In a dose-escalation study, Sugarbaker et al.43 performed P/D on 44 patients followed by intraperitoneal and ipsilateral hemithoracic lavage with cisplatin at 42°C. They reported a postoperative mortality rate of 11% and median survival of 9 months.
P/D and Photodynamic Therapy
Studies of PDT, a new modality used to enhance local control, are shown in Table 121-4. A photosensitizer is administered systemically, and then target areas are illuminated with laser to affect cell kill. Moskal et al.44 from Roswell Park reported their series of 40 patients who had been treated with EPP (n = 7), P/D (n = 28), or P/D with lobectomy (n = 5) followed by PDT.45 The mortality rate was 6.5%, with two of the deaths in the EPP group. Serious complications arose in 48.3% of patients.

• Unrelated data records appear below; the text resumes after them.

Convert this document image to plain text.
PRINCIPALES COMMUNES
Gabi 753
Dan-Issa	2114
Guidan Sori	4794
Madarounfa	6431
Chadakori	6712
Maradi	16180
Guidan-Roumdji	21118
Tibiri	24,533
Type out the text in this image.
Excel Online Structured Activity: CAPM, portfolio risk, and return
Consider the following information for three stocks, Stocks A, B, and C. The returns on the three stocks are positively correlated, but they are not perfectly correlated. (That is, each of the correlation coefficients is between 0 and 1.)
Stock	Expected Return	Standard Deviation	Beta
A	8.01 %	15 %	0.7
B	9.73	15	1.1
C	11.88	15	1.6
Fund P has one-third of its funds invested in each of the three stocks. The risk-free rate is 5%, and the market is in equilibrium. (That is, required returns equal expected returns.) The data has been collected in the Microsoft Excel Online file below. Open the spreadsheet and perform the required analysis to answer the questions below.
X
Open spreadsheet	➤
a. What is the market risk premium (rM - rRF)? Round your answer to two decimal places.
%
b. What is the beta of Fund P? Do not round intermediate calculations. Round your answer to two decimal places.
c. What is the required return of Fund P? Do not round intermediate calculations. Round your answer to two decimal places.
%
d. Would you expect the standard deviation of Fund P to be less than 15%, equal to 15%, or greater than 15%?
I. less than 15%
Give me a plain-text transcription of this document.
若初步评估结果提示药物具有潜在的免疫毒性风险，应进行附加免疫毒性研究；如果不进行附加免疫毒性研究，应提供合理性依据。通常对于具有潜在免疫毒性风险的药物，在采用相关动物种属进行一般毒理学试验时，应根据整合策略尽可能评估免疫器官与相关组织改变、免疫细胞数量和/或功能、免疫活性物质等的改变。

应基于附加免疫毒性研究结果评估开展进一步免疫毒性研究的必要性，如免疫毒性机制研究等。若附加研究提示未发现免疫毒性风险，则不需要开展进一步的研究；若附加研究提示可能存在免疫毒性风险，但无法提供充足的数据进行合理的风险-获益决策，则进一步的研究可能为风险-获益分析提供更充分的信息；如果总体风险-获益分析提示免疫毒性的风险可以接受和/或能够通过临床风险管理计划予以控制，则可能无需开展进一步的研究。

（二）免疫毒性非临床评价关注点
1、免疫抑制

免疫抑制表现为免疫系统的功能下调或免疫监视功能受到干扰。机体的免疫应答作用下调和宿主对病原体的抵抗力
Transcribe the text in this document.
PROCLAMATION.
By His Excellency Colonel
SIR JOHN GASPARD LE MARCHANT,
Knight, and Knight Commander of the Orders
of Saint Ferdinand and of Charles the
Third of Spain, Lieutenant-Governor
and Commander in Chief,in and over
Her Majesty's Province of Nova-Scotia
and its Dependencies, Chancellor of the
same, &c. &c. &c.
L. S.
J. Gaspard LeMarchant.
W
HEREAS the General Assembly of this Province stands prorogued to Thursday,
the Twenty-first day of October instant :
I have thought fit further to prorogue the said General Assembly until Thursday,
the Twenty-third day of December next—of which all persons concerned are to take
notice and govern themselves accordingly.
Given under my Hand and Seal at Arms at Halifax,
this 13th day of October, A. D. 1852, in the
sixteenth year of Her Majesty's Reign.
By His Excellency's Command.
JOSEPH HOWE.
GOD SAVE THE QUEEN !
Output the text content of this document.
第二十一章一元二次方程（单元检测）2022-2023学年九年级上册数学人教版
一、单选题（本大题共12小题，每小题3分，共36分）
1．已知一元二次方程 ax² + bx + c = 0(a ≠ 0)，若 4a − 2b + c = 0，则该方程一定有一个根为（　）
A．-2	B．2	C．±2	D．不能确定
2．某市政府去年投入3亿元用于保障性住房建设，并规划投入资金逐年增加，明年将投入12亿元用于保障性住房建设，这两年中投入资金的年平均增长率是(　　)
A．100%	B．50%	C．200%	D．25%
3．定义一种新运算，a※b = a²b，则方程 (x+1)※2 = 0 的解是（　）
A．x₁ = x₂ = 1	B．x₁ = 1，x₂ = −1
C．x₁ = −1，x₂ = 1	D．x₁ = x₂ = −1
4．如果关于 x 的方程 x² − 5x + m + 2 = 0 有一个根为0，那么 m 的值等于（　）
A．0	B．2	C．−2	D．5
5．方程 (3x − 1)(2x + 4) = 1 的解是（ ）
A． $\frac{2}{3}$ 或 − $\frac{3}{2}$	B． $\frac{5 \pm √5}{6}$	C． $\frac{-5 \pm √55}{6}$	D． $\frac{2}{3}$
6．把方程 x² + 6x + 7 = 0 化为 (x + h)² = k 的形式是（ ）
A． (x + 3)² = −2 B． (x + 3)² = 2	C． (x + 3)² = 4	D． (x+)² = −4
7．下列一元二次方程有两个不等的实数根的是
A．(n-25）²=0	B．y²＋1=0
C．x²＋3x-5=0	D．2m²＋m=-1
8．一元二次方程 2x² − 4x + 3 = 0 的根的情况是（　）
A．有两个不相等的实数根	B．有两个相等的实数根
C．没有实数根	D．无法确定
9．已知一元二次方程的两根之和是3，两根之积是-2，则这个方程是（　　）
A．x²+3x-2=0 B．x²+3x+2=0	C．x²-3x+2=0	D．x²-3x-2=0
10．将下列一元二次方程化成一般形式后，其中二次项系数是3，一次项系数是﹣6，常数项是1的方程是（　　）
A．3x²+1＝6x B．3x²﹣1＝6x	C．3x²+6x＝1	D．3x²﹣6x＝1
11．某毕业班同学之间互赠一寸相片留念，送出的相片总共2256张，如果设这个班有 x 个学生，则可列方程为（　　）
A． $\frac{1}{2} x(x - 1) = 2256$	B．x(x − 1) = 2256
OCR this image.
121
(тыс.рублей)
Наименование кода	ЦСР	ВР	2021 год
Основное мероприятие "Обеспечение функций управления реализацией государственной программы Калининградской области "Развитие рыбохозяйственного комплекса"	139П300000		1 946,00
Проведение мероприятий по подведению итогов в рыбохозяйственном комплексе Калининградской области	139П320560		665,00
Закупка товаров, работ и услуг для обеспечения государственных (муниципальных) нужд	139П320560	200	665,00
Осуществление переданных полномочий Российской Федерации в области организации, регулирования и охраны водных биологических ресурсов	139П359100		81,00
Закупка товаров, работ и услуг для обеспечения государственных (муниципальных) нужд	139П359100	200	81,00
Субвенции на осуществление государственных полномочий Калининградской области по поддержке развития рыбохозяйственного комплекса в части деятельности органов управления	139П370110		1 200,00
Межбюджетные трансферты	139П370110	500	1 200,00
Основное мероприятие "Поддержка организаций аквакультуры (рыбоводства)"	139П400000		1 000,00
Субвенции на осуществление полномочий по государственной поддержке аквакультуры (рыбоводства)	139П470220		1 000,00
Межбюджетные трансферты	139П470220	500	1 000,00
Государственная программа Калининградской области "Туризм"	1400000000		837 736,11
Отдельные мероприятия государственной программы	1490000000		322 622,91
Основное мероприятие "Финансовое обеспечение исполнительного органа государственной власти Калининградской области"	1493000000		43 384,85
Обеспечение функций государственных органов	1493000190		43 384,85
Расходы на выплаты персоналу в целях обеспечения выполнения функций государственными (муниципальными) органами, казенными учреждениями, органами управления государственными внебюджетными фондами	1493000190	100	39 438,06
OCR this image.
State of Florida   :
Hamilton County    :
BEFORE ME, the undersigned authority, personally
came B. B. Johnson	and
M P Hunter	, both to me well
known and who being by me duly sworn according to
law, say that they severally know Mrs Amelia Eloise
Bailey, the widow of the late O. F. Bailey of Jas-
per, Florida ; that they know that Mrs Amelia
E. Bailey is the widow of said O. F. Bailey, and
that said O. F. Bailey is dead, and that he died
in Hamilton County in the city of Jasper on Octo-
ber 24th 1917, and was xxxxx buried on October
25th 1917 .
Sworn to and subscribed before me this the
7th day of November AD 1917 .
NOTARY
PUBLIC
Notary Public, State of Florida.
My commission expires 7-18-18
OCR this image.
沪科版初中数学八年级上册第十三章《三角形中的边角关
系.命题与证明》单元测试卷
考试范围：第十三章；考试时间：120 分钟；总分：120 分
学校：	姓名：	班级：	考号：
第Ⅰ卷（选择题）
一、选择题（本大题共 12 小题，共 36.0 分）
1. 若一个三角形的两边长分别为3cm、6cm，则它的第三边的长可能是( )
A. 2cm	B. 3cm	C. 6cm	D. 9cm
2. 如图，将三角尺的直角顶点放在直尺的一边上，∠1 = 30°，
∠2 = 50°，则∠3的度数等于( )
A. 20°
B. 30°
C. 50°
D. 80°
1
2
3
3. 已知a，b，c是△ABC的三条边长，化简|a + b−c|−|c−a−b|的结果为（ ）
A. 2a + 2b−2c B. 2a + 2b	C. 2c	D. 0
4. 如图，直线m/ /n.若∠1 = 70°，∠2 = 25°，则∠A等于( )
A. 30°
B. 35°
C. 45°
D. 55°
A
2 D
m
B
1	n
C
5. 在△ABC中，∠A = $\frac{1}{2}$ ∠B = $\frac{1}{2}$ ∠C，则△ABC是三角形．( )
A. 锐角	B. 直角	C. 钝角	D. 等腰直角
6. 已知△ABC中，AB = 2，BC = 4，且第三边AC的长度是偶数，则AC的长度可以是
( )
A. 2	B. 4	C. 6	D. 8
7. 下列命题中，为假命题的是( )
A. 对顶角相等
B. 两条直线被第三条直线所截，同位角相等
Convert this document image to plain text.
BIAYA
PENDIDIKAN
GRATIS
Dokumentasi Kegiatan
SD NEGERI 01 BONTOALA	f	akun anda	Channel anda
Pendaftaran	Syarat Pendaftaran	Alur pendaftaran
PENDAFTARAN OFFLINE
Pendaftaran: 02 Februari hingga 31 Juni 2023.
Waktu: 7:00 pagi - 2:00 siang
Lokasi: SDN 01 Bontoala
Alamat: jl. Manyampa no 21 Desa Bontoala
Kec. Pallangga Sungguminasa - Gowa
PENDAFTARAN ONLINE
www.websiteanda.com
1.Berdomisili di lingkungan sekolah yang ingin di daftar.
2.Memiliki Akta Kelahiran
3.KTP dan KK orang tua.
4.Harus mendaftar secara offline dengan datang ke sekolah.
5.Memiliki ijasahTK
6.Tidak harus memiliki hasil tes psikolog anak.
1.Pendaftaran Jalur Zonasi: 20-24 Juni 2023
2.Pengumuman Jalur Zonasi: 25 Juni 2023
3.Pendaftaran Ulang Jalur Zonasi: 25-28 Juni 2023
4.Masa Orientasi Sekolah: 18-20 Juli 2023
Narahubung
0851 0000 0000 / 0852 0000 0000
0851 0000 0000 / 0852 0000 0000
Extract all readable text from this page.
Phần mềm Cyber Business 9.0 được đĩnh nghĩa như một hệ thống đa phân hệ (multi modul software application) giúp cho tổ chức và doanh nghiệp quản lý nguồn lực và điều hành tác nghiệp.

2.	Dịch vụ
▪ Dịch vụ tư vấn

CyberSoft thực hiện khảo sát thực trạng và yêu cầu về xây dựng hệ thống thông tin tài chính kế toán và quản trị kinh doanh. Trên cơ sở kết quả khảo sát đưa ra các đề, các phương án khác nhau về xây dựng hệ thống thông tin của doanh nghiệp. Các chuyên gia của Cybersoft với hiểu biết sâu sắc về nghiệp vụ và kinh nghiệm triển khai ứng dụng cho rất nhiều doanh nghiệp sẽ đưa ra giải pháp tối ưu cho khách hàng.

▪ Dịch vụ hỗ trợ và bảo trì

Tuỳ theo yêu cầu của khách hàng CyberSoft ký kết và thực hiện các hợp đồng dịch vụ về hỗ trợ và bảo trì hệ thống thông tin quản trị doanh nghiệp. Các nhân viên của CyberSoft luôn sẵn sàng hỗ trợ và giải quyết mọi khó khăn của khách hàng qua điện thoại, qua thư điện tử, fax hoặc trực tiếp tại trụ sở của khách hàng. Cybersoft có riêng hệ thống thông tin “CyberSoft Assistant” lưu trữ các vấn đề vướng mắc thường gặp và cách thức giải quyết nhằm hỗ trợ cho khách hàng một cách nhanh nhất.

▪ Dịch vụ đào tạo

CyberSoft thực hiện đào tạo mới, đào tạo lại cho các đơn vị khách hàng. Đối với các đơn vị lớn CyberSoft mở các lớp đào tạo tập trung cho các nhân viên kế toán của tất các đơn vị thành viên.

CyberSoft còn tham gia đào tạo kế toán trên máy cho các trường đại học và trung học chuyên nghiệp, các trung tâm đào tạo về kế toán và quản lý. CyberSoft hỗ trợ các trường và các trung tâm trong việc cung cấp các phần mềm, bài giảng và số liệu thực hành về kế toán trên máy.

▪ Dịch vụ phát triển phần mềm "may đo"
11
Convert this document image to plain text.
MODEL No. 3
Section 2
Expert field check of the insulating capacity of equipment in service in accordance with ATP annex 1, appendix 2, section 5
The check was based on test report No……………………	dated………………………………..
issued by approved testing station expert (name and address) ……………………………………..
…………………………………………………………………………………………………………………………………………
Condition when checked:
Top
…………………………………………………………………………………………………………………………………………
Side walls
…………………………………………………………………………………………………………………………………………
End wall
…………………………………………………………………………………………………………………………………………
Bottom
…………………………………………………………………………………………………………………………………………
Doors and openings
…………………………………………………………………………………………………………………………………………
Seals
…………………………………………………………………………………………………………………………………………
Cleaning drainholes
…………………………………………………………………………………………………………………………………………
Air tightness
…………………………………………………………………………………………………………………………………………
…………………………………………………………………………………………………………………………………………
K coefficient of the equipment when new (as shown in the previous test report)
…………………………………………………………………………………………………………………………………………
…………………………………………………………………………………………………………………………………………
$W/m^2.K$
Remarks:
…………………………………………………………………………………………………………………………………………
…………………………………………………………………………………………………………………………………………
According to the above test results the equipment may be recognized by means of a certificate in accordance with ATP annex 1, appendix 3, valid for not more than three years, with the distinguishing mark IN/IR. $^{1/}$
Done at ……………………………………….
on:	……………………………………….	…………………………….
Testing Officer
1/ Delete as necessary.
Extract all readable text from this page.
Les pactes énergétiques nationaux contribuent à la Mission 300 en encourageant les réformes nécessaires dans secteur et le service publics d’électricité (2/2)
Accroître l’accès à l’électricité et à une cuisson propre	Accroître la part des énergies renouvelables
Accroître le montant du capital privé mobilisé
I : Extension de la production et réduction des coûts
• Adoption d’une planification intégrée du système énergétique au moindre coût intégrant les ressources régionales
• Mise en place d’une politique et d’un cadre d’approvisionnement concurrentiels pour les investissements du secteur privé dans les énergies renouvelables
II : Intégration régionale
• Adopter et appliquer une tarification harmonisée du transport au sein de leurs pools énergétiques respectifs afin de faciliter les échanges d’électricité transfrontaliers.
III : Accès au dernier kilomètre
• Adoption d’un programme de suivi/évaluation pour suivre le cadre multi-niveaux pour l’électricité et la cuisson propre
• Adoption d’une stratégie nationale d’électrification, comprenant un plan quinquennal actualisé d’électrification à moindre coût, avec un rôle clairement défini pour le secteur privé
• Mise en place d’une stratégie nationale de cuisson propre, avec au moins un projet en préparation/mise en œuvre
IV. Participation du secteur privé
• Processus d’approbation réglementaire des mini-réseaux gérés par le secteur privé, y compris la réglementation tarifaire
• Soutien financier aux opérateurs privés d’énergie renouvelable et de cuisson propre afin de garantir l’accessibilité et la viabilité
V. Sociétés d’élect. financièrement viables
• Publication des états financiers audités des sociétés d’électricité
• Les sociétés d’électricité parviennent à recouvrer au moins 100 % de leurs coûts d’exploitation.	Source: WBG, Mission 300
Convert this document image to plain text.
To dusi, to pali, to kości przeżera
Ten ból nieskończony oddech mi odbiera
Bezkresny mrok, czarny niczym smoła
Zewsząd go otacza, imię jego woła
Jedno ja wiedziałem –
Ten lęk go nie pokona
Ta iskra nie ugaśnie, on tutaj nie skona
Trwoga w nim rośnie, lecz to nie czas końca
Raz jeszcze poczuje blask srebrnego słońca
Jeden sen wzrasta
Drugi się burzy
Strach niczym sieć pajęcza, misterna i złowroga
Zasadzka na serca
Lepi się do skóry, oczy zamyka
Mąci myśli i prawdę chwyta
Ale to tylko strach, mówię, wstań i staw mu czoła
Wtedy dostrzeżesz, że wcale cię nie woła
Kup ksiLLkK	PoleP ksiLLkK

The median survival was 15 months.
Table 121-4Studies of Pleurectomy with Photodynamic Therapy ||Download (.pdf) Table 121-4Studies of Pleurectomy with Photodynamic Therapy
|SOURCE ||THERAPY ||YEAR ||PATIENTS (N) ||MEDIAN SURVIVAL (MOS) ||MORTALITY (%) |
|Pass et al.46 ||S, P, C, I ||1997 ||25 ||14 ||4 |
|Moskal et al.44 ||S, P ||1998 ||40 ||15 ||7 |
Pass et al.46 at the National Institutes of Health performed a randomized study of surgical resection, postoperative cisplatin, interferon, and tamoxifen with or without PDT. Twenty-five patients received PDT (11 P/D and 14 EPP), and 23 patients did not (12 P/D and 11 EPP). The groups were similar, and no survival difference was noted. Median survivals in the PDT group and non-PDT group were 14.4 and 14.1 months, respectively. The conclusion was that there was no value of first-generation PDT when added to multimodality therapy. Further studies with newer photosensitizers and increasing light doses are ongoing.